Nested structs and classes inside of structs and classes follow similar
principles but aren't as consistent about it. Essentially, all classes and
structs nested inside of structs are implicitly static. They have no context
pointer to the struct that contains them and aren't associated with any
particular instance of the struct. Structs nested inside classes are the
same. However, non-static classes nested inside classes _do_ have access to
the class that contains them. They have an implied variable called outer
that is the this reference for the class instance that they're associated
with (this is something that comes from Java). But if a class nested inside
a class is marked with static, then it is not associated with any class
instance and does not have an additional context pointer/reference such as
outer.

Structs and classes at the module level are basically implied to be static,
since they have no additional context pointer and are just scoped by the
module.

Static constructors then are pretty straightforward. They are used to
initialize static variables at runtime instead of compile time and have no
context pointers of any kind.
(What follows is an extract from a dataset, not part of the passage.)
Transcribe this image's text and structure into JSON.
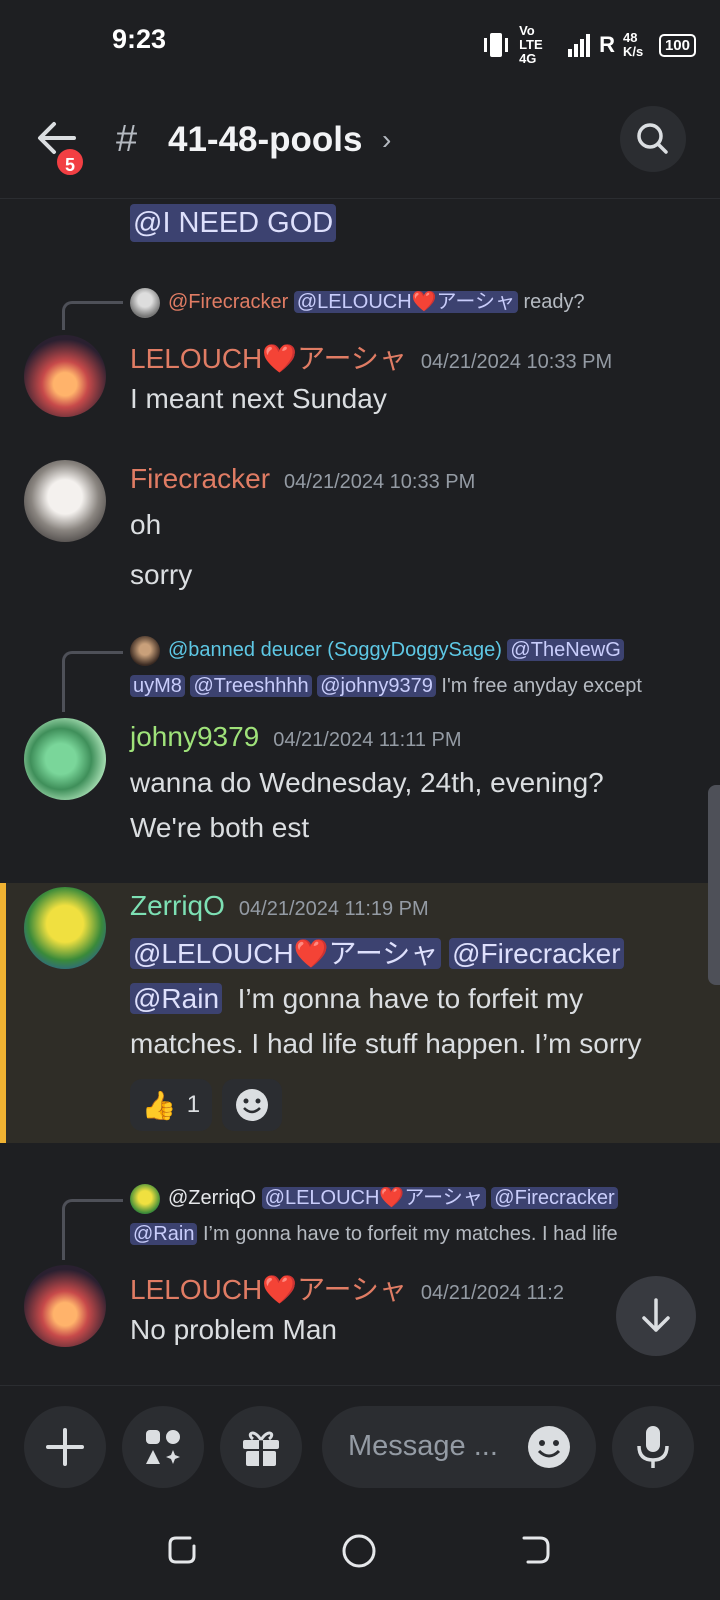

Module-level static constructors are used to
initialize module-level variables (which are implicitly static), and static
class/struct constructors initialize static variables inside
classes/structs.

So, while static _seems_ somewhat inconsistent at first, the way it's used
is pretty consistent overall. The main inconsistency is the places where
static is essentially implicit rather than explicit (such as module-level
variables or structs nested in other structs or classes).

Regardless, none fo the extra complexity with regards to the differences
between enum and static or the different ways that they're used really has
anything to do with CTFE. CTFE is the general mechanism by which constructs
which must have their value known at compile time have the expression that
gives them their value evaluated. It just so happens that enum and static
variables are two of the various cases where a value must be known at
compile time and thus are two of the various cases where CTFE is used.

So, sorry for the wall of text, but hopefully that helps clarify things.

If you haven't yet, I'd suggest reading

http://ddili.org/ders/d.en/index.html

Even if you understand most of the content already, it will probably help
fill in some of the holes you have in your understanding, and depending on
how much you've done with D, it may contain quite a bit of new content that
will help you out.

- Jonathan M Davis